Dimanche des Saints locaux – 2-ème dimanche après la Pentecôte

         Avant la communion, le célébrant, élève l’Agneau qui va être fractionné en proclamant : « Les saints Dons aux saints ! », c’est-à-dire aux chrétiens rassemblés. Le chœur répond au nom de l’assemblée des fidèles : « Un seul est saint, un seul est Seigneur, Jésus-Christ, à la gloire de Dieu le Père. ». Le dialogue mérite une explication. Le sens de l’adjectif saint est double – il signifie « qui appartient à Dieu » et il signifie également « qui dispose des attributs de Dieu, qui est parfait ». Dans les premiers temps du christianisme, le mot saint désignait simplement les chrétiens, dans la mesure où ils affichaient leur appartenance à Dieu. Plus tard, l’Eglise a réservé le terme à ceux qu’elle propose comme modèles à l’ensemble des fidèles. Cela ne signifie pas que les saints reconnus par l’Eglise sont parfaits, mais qu’ils sont plus proches de Dieu que les autres, malgré leur imperfection. Et la manifestation de cette proximité avec Dieu est différente pour chacun d’entre eux. Dans sa liturgie, saint Jean Chrysostome met l’accent sur l’imperfection de tout être humain, y compris celle des saints – dans la prière avant la communion. Il cite l’apôtre Paul. « Je crois, Seigneur, et je confesse – est-il dit, que Tu es en vérité le Christ, le Fils du Dieu vivant, venu dans le monde pour sauver les pécheurs, dont je suis le premier ». Saint Paul, et tous les saints reconnus par l’Eglise, sont conscients de leur état de pécheurs.

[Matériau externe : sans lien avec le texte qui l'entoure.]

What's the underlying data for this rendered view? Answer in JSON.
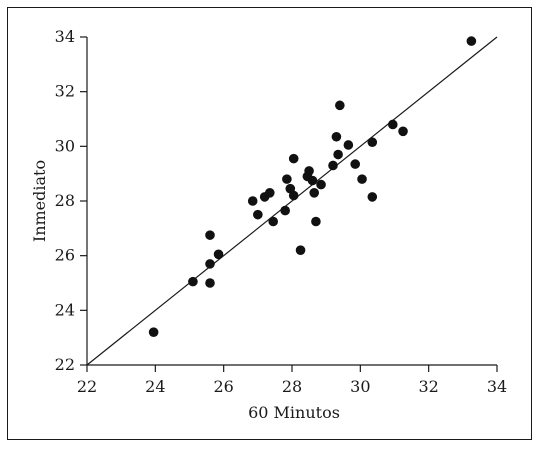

        Dans la deuxième épître aux Corinthiens, l’apôtre Paul écrit que « pour qu’il ne soit pas, lui Paul, enflé d’orgueil, à cause de l’excellence des révélations, (qu’il a eues), il lui a été mis une écharde dans la chair, un ange de Satan pour le souffleter et l’empêcher de s’enorgueillir. Trois fois il a prié le Seigneur d’éloigner Satan de lui, et le Christ a répondu que Sa grâce suffisait, car Sa puissance s’accomplissait dans la faiblesse ». Dieu respecte la liberté de l’homme et sa faiblesse. Il ne lui impose pas la perfection, Il ne le rend pas parfait alors que ce serait si simple. Cela pose problème à beaucoup de monde, aux chrétiens, comme aux personnes qui ne sont pas ecclésialisées. Et les athées et agnostiques demandent à ceux qui confessent un Dieu bon d’expliquer pour quelles raisons Il permet le mal dans le monde, alors qu’Il est tout-puissant. Dostoïevski, écrivain orthodoxe par excellence, évoque la question dans le dialogue entre deux frères, dans son roman Les frères Karamazov : Ivan Karamazov pose la question suivante à son frère Alexis : «  Si tu étais l’architecte des destinées humaines et désirais bâtir un monde où l’humanité trouverait le bonheur, le calme et la paix, entreprendrais-tu cette œuvre, sachant qu’elle ne pourrait être réalisée qu’au prix de la souffrance, ne fût-ce que d’un seul petit être innocent ? De cette enfant, par exemple, qui se frappait la poitrine à coups de poings ? Si l’édifice ne pouvait être bâti que sur les larmes de cette petite, si c’était une nécessité inéluctable sans laquelle le but ne pourrait être atteint, consentirais-tu encore à être l’architecte de l’univers dans de telles conditions? – Non, je n’y consentirais pas, répondit Aliocha d’une voix ferme. » La question ne trouve donc de réponse satisfaisante ni pour Dostoïevski, ni pour nous.

           La semaine dernière, l’Eglise a fêté les saints du monde entier, aujourd’hui nous fêtons les saints locaux. Dimanche dernier, l’accent a été mis sur l’universalité de l’Eglise. Ce dimanche, l’accent est mis sur les particularités locales. La conjonction des deux fêtes marque l’unité de l’Eglise et sa diversité. La diversité est parfaitement compatible avec l’unité et enrichit même cette unité. Nous sommes tous appelés à la sainteté, nous sommes tous appelés à être « le sel de la terre », chacun à sa façon. Nous en sommes loin. Ce n’est pas une raison pour baisser les bras. Nous ne serons pas jugés sur nos résultats qui seront toujours insuffisants, mais sur nos efforts, notre persévérance, sur notre faculté à nous relever après chaque chute, sur notre volonté de progresser sur le chemin qui mène au Royaume. Et nous aurons toujours une « écharde dans notre chair » qui nous aidera à ne pas sombrer dans l’orgueil, le plus grand obstacle sur la voie du salut, et nous rappellera que sans aide de l’Esprit, nous ne pouvons rien, comme vous l’entendez souvent.